TEPCO has faced heavy criticism for not briefing the workers sufficiently before sending them on their dangerous mission which saw the two men sloshing through the pool without full-length boots.
Work at reactor two has been temporarily halted since Sunday because of the danger. The immediate focus is on draining the highly radioactive water from the turbine room basements, but without releasing it into the environment.
The water inside the reactor two turbine room was Sunday measured at 1,000 millisieverts an hour -- a dose that can cause temporary radiation sickness with nausea and vomiting for people who are exposed.
Pacific Ocean seawater just north of the plant was found to have 1,150 times the legal limit of iodine, the nuclear safety agency said Monday. Previous readings to the south reached more than 1,850 times the legal limit.
The nuclear crisis remains a distraction from the dire plight of hundreds of thousands made homeless by the quake-tsunami disaster that has left nearly 30,000 people confirmed dead or listed missing.
Hundreds of aftershocks since the March 11 disaster have rattled buildings and further strained nerves -- including a powerful 6.1-magnitude quake that sparked a tsunami advisory in worst-hit Miyagi prefecture early Monday.
In areas near the nuclear plant -- some of them virtual ghost towns with people holed up in their homes -- rubble remained uncleared and tsunami victims have received little aid because supplies have ground to a halt.

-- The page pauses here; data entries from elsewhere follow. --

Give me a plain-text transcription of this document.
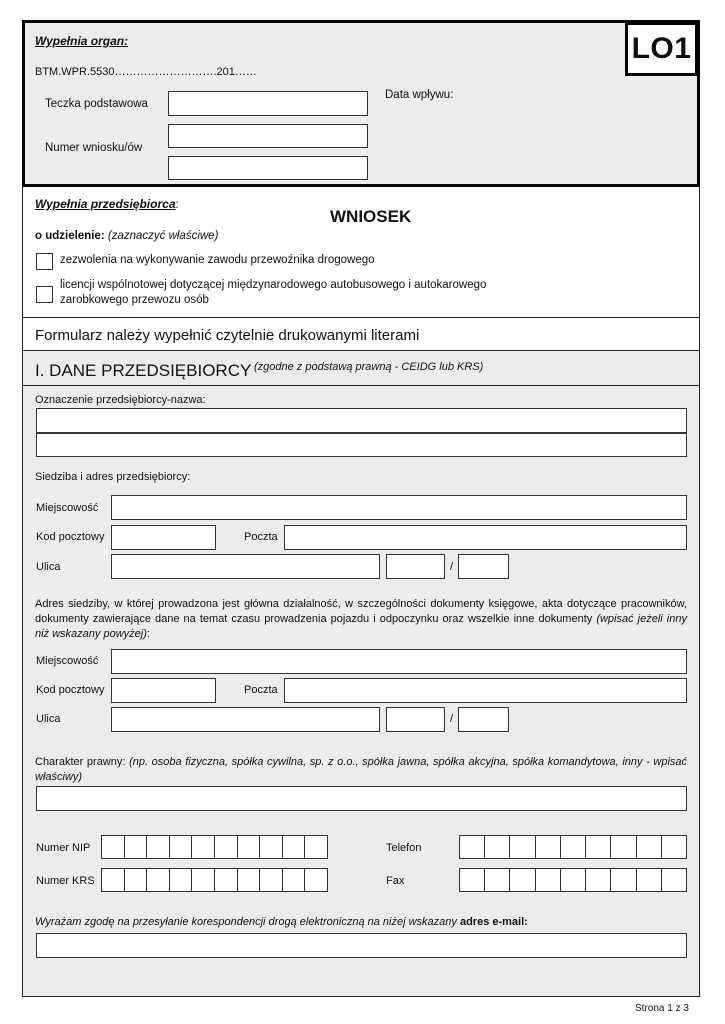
Wypełnia organ:
BTM.WPR.5530……………………….201……
LO1
Teczka podstawowa
Data wpływu:
Numer wniosku/ów
Wypełnia przedsiębiorca:
WNIOSEK
o udzielenie: (zaznaczyć właściwe)
zezwolenia na wykonywanie zawodu przewoźnika drogowego
licencji wspólnotowej dotyczącej międzynarodowego autobusowego i autokarowego
zarobkowego przewozu osób
Formularz należy wypełnić czytelnie drukowanymi literami
I. DANE PRZEDSIĘBIORCY (zgodne z podstawą prawną - CEIDG lub KRS)
Oznaczenie przedsiębiorcy-nazwa:
Siedziba i adres przedsiębiorcy:
Miejscowość
Kod pocztowy	Poczta
Ulica	/
Adres siedziby, w której prowadzona jest główna działalność, w szczególności dokumenty księgowe, akta dotyczące pracowników, dokumenty zawierające dane na temat czasu prowadzenia pojazdu i odpoczynku oraz wszelkie inne dokumenty (wpisać jeżeli inny niż wskazany powyżej):
Miejscowość
Kod pocztowy	Poczta
Ulica	/
Charakter prawny: (np. osoba fizyczna, spółka cywilna, sp. z o.o., spółka jawna, spółka akcyjna, spółka komandytowa, inny - wpisać właściwy)
Numer NIP
Numer KRS
Telefon
Fax
Wyrażam zgodę na przesyłanie korespondencji drogą elektroniczną na niżej wskazany adres e-mail:
Strona 1 z 3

The Japanese government has ordered people to leave the area within 20 kilometres (12 miles) from the stricken plant and "encouraged" people to move out of places 20-30 kilometres away.
Environmental activist group Greenpeace said it had confirmed radiation levels of up to 10 microsieverts per hour in Iitate village, 40 kilometres northwest of the plant, and urged the government to evacuate the area.
"It is clearly not safe for people to remain in Iitate, especially children and pregnant women, when it could mean receiving the maximum allowed annual dose of radiation in only a few days," said its radiation safety expert Jan van de Putte.
"The authorities must stop choosing politics over science and determine evacuation zones around the Fukushima nuclear plant that reflect the radiation levels being found in the environment."